O Grupo de Atuação Especial de Combate às Organizações Criminosas, o GAECO, do Ministério Público de Santa Catarina, deflagrou na manhã desta terça-feira, 26 de maio, a Operação “Ponto de Corte”. A ação apura um suposto esquema de fraude em licitações voltadas à contratação de empresas responsáveis pela organização e execução de concursos públicos.
Ao todo, são cumpridos seis mandados de busca e apreensão. Um deles ocorre em Caçador, em Santa Catarina, e outros cinco no município de Caxias do Sul, no Rio Grande do Sul, em empresas e residências.
A operação dá apoio a um Procedimento Investigatório Criminal conduzido pela Promotoria de Justiça da Comarca de Taió. As ordens judiciais foram deferidas pela Vara Estadual de Organizações Criminosas.
Segundo o Ministério Público de Santa Catarina, a investigação começou a partir de indícios de irregularidades em certames realizados no município de Mirim Doce. Depois, a apuração foi ampliada para outros municípios catarinenses.
Conforme os elementos reunidos, os investigados utilizariam, de forma coordenada, múltiplas pessoas jurídicas, algumas apontadas como “empresas de fachada”, para simular concorrência e reduzir artificialmente os valores apresentados nos processos licitatórios.
As investigações indicam que empresas vinculadas a um mesmo núcleo familiar e profissional atuavam de maneira combinada. De acordo com o MPSC, o grupo apresentaria lances considerados inexequíveis e, depois, deixaria de entregar a documentação exigida, provocando desclassificações sucessivas.

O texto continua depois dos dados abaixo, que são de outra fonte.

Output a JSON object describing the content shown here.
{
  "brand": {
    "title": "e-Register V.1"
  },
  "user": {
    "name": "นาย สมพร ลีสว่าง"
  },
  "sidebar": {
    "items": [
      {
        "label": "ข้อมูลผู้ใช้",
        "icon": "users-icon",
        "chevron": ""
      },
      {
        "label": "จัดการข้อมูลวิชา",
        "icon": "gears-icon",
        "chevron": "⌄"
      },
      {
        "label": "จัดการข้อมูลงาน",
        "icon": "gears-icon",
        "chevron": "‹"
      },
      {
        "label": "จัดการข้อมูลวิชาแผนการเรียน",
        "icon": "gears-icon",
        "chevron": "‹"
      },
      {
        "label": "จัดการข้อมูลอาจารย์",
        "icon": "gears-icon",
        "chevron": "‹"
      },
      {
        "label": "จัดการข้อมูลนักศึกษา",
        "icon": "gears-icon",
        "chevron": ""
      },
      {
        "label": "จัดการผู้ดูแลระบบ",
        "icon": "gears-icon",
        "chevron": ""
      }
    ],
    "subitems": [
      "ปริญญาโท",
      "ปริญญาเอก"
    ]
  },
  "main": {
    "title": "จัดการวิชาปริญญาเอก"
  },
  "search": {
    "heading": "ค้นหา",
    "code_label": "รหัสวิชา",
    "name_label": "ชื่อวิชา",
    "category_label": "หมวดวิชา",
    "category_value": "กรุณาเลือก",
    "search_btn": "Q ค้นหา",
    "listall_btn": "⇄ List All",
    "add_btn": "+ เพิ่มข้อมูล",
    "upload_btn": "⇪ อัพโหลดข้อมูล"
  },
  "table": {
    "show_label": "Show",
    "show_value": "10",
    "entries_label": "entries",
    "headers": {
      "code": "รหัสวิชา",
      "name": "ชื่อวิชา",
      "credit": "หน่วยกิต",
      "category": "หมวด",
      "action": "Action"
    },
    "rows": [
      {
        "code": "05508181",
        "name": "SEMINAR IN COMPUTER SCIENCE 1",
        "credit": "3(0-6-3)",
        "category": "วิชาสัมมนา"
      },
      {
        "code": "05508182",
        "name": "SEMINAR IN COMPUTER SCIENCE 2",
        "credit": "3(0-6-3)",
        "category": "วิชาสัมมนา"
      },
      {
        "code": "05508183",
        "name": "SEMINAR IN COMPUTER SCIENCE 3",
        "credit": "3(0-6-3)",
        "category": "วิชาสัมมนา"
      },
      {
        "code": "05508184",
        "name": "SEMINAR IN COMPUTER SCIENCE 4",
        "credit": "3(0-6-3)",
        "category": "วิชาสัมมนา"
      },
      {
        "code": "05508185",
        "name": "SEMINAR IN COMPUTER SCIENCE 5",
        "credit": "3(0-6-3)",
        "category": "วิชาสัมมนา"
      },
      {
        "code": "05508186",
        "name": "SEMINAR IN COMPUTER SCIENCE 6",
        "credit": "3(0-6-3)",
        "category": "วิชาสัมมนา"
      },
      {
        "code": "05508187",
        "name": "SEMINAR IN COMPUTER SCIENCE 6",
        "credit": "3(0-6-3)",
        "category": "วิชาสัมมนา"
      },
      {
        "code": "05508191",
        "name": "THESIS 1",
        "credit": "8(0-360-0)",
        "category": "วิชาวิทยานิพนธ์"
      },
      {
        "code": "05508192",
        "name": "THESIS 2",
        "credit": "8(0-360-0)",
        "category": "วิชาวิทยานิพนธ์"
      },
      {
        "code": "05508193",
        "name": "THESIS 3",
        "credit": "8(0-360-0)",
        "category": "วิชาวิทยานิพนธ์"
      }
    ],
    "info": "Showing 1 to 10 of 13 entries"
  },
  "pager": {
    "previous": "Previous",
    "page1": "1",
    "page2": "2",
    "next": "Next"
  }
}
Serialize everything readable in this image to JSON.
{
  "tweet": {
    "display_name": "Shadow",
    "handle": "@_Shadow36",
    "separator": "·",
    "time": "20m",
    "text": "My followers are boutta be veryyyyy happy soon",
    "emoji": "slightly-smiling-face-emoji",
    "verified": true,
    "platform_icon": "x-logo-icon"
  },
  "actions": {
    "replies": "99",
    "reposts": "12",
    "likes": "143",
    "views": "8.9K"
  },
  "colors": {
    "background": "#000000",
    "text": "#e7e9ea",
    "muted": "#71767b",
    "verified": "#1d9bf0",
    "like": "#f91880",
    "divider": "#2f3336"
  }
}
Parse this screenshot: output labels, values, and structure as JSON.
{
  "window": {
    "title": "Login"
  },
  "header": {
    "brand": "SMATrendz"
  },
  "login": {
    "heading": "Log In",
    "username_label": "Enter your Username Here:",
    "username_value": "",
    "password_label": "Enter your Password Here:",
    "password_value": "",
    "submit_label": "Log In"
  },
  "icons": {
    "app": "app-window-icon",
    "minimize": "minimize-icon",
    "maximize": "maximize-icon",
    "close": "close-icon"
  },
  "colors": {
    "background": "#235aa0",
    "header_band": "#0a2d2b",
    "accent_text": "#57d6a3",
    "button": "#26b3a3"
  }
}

Com isso, segundo a apuração, a empresa previamente ajustada permanecia na disputa e acabava sendo declarada vencedora em diferentes certames.
O Ministério Público também informou que foram identificadas contratações diretas por dispensa de licitação, supostamente usadas como estratégia para ampliar os ganhos do grupo e afastar a disputa de preços.
Ainda conforme a investigação, o mesmo padrão de atuação foi verificado em diversos municípios de Santa Catarina. Para o MPSC, os indícios apontam atuação estável, reiterada e estruturada, com possível divisão de tarefas, controle centralizado e uso de vínculos familiares para ocultar a real composição do grupo investigado.
As condutas apuradas, em tese, podem configurar crimes de fraude à licitação, frustração do caráter competitivo dos certames e organização criminosa. Até o momento, segundo o Ministério Público, não há envolvimento de agentes públicos identificado.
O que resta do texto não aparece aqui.